Entre os inquiridos, 64% dizem que seria uma boa ideia aumentar os limites às deduções à coleta. Por outro lado, 58% recomendam a atualização das tabelas de retenção de IRS (conhecidas, normalmente, no início do novo ano) para aumentar o rendimento líquido mensal das famílias em 2021, já que “será expectável uma diminuição do rendimento médio coletável em 2020 e no próximo ano”. Mas outros empresários querem que se vá mais longe: uma mexida mais profunda no IRS, com a criação de mais escalões (46% dos inquiridos), aumentando a progressividade do imposto e reduzindo a carga fiscal.

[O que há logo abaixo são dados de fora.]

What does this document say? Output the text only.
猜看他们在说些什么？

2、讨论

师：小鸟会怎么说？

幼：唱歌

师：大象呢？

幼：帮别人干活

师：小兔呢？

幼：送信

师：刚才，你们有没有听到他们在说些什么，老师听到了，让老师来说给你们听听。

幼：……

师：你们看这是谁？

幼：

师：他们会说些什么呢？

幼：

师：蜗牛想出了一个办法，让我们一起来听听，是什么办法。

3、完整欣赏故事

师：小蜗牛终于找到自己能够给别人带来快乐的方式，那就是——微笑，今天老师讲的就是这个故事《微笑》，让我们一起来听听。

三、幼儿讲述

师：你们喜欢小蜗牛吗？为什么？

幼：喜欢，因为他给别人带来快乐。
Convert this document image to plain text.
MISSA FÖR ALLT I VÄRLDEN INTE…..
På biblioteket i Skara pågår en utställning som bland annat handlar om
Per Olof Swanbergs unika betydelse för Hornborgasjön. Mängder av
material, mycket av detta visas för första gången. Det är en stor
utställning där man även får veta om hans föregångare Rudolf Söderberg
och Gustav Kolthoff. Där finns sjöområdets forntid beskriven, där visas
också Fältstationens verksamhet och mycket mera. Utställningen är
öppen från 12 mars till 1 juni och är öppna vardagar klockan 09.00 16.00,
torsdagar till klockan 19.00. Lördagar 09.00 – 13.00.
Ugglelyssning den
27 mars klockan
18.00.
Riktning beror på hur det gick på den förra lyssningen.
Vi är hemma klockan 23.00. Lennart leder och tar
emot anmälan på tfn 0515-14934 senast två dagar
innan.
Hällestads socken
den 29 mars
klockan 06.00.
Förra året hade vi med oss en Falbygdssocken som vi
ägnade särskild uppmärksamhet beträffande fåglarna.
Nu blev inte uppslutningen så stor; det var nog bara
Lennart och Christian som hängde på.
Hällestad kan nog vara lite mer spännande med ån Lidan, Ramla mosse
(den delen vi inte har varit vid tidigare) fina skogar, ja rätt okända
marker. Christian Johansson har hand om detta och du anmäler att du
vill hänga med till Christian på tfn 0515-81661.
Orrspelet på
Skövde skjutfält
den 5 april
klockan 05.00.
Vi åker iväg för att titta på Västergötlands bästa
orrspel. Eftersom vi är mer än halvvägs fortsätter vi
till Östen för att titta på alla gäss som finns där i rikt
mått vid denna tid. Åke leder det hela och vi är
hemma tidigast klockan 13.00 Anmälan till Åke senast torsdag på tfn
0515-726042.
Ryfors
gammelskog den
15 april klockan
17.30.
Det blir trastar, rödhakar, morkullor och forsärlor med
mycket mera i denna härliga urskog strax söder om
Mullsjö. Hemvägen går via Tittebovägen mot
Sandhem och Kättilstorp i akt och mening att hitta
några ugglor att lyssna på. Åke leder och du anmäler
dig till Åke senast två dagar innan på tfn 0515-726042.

Para as empresas, por seu turno, os empresários elegem como medida mais benéfica a eliminação do limite para a dedução de prejuízos nos impostos a pagar – 64% concordam com esta medida que teria “o mérito de permitir que o impacto líquido na receita fiscal apenas se reflita para lá do normal período de reporte de prejuízos de cinco anos (quando, previsivelmente, a economia já não estará sujeita aos efeitos da pandemia)”, diz a EY.

Também é uma visão maioritária, por seu lado, o pedido de uma redução temporária do IRC e da derrama estadual, de forma a dar um impulso às empresas e reduzir a necessidade de eliminação de postos de trabalho.

Fecharam menos empresas no ano da pandemia, mas também há menos a nascer. E “o inverno vem aí”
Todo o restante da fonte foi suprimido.